The bad news from Robinhood kept coming today. First, the New York Department of Financial Services hit the company with a $30 million fine, followed by the company's CEO announcing layoffs for about one-quarter of its staff.
After the layoff announcement, Robinhood released its second-quarter earnings, reporting net revenues were up 6% to $318 million. Still, it's a far cry from Q2 2021, when the firm raked in over $233 million in crypto transaction revenue and $565 million in net revenues.
Crypto transaction revenue saw a slight increase from Q1, from $54 million to $58 million. Despite the uptick, overall transaction revenues were down 7%. Today's figure marks the most the firm has made on crypto since the mania of 2021.
The firm touted its introduction of a number of new coins and wallet offering, saying in a statement that it plans to continue building momentum in crypto.
Like last quarter, the earnings figures came hot off the announcement of layoffs. In Q1, Robinhood laid off approximately 9% of its global staff before announcing its earnings figures. At the time, it cited a period of significant growth that led to duplicate roles and needless layers of complexity. Today, the firm made similar moves, announcing a fresh round of layoffs.
"As part of a broader company reorganization into a General Manager (GM) structure, I just announced that we are reducing our headcount by approximately 23%. While employees from all functions will be impacted, the changes are particularly concentrated in our operations, marketing, and program management functions," Vlad Tenev, CEO of Robinhood, said in a blog post.
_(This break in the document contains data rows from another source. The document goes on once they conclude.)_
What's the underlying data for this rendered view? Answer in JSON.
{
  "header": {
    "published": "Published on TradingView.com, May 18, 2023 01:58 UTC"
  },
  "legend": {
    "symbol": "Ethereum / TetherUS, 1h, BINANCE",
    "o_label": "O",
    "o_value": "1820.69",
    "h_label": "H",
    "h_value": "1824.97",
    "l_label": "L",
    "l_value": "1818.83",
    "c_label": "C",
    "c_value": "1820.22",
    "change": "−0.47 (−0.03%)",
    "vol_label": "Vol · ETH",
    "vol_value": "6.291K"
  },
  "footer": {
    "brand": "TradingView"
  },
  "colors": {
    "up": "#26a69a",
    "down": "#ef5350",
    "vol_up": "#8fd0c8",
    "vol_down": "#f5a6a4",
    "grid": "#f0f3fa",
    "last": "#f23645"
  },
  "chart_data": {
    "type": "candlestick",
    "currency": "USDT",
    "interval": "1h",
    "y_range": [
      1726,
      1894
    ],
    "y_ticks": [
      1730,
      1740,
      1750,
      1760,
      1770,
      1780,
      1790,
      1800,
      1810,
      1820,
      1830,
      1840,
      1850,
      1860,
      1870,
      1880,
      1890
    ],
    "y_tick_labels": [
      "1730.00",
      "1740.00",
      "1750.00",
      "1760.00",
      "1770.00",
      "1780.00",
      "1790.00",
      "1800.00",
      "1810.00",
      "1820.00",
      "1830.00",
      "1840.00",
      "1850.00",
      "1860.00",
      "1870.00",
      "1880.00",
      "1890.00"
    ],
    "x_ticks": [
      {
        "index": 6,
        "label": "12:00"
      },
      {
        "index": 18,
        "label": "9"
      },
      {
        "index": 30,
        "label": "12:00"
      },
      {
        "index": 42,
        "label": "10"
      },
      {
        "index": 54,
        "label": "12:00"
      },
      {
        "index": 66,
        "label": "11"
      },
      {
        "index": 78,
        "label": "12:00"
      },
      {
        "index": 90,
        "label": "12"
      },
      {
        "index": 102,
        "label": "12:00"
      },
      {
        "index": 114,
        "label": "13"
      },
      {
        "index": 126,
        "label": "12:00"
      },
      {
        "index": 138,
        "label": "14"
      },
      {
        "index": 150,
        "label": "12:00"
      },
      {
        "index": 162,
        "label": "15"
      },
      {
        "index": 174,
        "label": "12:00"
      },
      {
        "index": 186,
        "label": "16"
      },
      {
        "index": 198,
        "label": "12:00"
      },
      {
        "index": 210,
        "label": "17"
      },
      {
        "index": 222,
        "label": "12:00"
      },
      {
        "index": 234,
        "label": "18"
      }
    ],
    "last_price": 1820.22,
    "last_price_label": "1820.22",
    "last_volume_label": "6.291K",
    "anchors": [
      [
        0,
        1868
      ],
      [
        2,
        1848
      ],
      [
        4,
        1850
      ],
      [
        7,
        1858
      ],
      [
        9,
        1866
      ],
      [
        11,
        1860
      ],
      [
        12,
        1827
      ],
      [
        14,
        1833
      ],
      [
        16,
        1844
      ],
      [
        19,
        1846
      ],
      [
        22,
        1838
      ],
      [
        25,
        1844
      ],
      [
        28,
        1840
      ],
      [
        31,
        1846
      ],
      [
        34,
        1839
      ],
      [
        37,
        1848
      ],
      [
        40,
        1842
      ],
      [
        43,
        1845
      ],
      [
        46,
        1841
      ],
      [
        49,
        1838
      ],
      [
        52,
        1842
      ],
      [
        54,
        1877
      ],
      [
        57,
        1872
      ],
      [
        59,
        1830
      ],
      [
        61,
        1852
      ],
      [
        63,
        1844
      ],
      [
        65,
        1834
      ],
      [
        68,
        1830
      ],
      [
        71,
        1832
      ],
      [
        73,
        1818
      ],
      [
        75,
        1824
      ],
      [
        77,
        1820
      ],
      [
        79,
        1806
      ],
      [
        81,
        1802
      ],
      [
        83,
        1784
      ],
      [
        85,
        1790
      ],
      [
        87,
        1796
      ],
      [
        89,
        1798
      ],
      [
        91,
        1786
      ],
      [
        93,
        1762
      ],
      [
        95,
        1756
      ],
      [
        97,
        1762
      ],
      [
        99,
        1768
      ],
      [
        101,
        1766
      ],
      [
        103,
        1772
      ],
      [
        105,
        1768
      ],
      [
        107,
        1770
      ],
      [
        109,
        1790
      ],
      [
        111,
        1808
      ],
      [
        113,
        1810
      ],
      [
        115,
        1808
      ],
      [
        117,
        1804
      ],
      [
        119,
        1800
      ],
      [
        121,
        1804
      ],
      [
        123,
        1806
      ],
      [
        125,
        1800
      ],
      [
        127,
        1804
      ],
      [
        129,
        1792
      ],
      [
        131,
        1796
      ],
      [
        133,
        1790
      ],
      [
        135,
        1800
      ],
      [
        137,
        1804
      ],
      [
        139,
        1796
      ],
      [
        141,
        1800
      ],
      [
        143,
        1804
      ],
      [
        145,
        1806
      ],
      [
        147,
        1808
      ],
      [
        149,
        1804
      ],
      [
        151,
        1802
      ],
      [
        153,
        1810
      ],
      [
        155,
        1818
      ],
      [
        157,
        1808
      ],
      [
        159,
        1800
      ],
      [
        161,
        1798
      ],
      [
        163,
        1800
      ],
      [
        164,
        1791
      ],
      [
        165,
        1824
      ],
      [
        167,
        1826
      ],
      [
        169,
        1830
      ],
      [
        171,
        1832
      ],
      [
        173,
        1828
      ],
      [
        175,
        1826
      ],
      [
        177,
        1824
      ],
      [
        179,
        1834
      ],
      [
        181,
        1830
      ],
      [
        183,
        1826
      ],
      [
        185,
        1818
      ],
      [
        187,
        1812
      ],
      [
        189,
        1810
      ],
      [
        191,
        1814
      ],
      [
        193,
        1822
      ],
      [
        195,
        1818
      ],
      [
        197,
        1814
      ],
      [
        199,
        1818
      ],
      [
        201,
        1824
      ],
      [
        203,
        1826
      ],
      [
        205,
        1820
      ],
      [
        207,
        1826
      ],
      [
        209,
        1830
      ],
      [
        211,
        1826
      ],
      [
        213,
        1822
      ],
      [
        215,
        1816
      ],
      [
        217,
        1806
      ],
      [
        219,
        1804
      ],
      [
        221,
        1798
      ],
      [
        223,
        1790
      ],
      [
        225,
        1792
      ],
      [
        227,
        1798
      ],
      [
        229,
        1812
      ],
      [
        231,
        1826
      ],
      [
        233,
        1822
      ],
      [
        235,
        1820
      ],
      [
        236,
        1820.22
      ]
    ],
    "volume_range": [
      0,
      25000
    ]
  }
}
Separately, and before the layoff news, the crypto business hit a speed bump today when the New York Department of Financial Services fined Robinhood for allegedly failing to comply with anti-money laundering and cybersecurity regulations. It will now be required to retain an independent consultant to evaluate its crypto business's compliance.
Robinhood will host its second-quarter 2022 earnings call tomorrow at 5 p.m. EDT.